Affected users are encouraged to test the fix and report feedback.
Comment 15 Chris Sherlock 2016-01-31 10:13:33 UTC
Giuseppe - that's fantastic work! Sorry I took do long to respond - nice bit of troubleshooting, and nice to see such an elegant fix :-) I tip my hat to you.

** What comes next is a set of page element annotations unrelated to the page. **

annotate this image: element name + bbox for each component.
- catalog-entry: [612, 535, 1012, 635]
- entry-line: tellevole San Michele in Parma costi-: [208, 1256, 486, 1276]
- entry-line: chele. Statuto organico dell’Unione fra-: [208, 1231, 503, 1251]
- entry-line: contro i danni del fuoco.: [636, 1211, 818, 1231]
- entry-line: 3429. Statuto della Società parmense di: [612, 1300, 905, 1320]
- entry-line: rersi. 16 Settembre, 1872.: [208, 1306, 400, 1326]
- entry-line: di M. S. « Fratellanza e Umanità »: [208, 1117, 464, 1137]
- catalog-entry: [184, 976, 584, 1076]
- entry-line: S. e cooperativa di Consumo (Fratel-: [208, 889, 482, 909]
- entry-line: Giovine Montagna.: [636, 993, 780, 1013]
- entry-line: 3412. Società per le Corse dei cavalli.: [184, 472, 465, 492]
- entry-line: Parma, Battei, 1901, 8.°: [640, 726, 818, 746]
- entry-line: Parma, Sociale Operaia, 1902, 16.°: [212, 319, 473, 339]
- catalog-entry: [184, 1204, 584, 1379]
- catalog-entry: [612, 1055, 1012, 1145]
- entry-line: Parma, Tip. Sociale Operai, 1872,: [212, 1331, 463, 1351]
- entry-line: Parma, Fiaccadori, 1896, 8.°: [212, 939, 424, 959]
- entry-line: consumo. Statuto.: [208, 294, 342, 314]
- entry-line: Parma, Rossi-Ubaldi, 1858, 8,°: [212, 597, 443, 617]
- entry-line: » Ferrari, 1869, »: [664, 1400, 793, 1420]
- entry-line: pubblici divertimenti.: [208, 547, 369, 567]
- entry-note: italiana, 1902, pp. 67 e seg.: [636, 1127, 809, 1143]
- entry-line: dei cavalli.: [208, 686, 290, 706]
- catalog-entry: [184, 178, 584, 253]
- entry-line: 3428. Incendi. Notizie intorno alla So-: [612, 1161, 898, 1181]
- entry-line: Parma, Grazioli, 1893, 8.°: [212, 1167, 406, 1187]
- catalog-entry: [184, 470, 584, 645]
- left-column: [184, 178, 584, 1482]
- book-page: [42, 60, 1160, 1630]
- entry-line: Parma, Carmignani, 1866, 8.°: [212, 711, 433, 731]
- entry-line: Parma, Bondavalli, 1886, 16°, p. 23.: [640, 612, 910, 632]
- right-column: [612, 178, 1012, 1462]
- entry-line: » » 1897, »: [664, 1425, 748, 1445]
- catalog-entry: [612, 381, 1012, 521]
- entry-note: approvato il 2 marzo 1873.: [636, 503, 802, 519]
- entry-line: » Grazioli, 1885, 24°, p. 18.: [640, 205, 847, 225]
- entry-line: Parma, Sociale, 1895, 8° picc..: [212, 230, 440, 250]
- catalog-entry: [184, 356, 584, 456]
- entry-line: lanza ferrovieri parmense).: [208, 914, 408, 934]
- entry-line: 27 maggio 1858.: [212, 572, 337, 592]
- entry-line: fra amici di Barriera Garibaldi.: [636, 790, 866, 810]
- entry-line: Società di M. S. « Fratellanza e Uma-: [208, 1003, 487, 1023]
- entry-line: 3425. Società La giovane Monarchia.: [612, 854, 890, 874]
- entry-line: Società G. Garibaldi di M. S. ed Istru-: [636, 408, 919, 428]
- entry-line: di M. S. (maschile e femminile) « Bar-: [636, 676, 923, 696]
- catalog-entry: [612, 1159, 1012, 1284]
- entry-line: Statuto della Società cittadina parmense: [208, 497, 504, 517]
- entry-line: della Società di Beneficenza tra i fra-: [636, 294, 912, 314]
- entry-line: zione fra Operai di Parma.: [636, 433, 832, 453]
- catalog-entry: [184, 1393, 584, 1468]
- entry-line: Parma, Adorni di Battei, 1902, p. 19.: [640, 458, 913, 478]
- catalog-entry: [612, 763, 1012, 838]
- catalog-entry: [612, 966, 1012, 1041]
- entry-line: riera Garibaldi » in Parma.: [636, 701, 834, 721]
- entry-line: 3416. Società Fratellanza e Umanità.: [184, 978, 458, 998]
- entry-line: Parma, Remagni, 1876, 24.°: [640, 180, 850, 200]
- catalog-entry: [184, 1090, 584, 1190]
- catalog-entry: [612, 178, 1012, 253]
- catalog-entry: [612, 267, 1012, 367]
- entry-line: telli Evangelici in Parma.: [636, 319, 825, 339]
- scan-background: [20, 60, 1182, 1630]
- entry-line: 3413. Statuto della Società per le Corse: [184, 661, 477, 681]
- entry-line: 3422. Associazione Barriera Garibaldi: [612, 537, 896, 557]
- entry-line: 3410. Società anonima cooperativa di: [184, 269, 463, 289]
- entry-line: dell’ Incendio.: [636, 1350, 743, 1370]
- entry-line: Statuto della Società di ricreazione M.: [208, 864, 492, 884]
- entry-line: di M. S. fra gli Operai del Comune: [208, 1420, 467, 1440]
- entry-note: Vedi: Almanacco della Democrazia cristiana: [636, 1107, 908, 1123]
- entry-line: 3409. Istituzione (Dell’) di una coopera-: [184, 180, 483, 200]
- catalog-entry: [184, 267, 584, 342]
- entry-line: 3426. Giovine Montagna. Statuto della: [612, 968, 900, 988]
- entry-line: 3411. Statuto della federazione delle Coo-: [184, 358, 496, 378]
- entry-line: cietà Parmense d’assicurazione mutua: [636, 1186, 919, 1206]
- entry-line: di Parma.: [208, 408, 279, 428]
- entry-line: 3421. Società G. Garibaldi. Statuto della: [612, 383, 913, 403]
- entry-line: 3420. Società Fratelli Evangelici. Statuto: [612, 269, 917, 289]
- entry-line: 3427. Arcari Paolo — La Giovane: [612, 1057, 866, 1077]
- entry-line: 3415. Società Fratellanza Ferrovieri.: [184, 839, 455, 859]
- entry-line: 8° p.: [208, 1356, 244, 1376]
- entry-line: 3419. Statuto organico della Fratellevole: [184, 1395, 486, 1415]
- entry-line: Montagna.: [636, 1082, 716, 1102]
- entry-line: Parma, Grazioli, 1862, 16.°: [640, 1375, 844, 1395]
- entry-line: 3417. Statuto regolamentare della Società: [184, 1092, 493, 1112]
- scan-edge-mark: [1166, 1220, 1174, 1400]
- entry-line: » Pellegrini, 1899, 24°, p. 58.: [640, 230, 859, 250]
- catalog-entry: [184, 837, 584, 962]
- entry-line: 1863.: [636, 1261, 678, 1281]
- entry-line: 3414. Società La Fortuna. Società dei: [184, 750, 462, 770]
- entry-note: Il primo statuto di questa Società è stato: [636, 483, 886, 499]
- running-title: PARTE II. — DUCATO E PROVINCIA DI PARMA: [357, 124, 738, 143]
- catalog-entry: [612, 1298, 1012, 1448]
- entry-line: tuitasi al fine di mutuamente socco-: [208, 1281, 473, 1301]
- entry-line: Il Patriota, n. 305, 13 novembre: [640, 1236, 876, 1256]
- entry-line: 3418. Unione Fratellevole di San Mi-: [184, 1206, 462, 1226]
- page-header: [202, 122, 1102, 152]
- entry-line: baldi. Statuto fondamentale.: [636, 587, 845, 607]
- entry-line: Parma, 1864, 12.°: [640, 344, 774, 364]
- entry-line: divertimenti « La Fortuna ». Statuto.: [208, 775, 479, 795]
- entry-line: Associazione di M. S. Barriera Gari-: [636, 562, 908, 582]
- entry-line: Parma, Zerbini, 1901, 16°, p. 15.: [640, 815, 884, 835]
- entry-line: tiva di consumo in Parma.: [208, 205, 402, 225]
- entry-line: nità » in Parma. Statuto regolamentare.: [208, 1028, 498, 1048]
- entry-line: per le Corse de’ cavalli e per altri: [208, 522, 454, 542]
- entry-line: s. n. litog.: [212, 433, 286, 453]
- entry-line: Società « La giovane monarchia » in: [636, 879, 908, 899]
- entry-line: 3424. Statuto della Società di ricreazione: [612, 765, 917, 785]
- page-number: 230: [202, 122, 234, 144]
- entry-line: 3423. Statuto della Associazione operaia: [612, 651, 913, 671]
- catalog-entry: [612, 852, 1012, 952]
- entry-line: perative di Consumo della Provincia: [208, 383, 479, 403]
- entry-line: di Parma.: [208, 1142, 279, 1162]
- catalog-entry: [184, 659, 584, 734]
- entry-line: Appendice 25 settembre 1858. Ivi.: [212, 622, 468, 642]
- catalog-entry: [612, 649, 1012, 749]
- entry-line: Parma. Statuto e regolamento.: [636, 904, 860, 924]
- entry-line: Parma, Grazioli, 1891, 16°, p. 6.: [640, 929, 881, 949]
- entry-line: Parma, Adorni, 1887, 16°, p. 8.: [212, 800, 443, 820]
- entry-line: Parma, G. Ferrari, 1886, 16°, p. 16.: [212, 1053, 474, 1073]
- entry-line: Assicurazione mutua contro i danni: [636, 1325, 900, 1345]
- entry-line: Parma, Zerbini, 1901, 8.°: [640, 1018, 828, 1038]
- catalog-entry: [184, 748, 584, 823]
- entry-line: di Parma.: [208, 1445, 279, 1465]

I'll build LO again and test this, then sign off on it.
Comment 16 Chris Sherlock 2016-02-01 03:33:41 UTC
Excellent - I can confirm this is now working as intended - the Persian text is now rendering correctly. 

Many thanks Giuseppe!
Comment 17 Commit Notification 2016-02-02 12:21:03 UTC
Giuseppe Castagno committed a patch related to this issue.
It has been pushed to "libreoffice-5-1":

http://cgit.freedesktop.org/libreoffice/core/commit/?id=3d03b2f51912e7ca49251befca3fa61021dc6154&h=libreoffice-5-1

Related tdf#95217: Http header names are case insensitive

It will be available in 5.1.1.

The patch should be included in the daily builds available at
http://dev-builds.libreoffice.org/daily/ in the next 24-48 hours. More
information about daily builds can be found at:
http://wiki.documentfoundation.org/Testing_Daily_Builds

Affected users are encouraged to test the fix and report feedback.
Comment 18 Commit Notification 2016-02-02 12:21:07 UTC
Giuseppe Castagno committed a patch related to this issue.
It has been pushed to "libreoffice-5-1":

http://cgit.freedesktop.org/libreoffice/core/commit/?id=abec158e8b0a5c07380cd2bc7f7c5edbef878bed&h=libreoffice-5-1

Related tdf#95217: Force HEAD method in Web access if PROPFIND failed

It will be available in 5.1.1.

The patch should be included in the daily builds available at
http://dev-builds.libreoffice.org/daily/ in the next 24-48 hours. More
information about daily builds can be found at:
http://wiki.documentfoundation.org/Testing_Daily_Builds

Affected users are encouraged to test the fix and report feedback.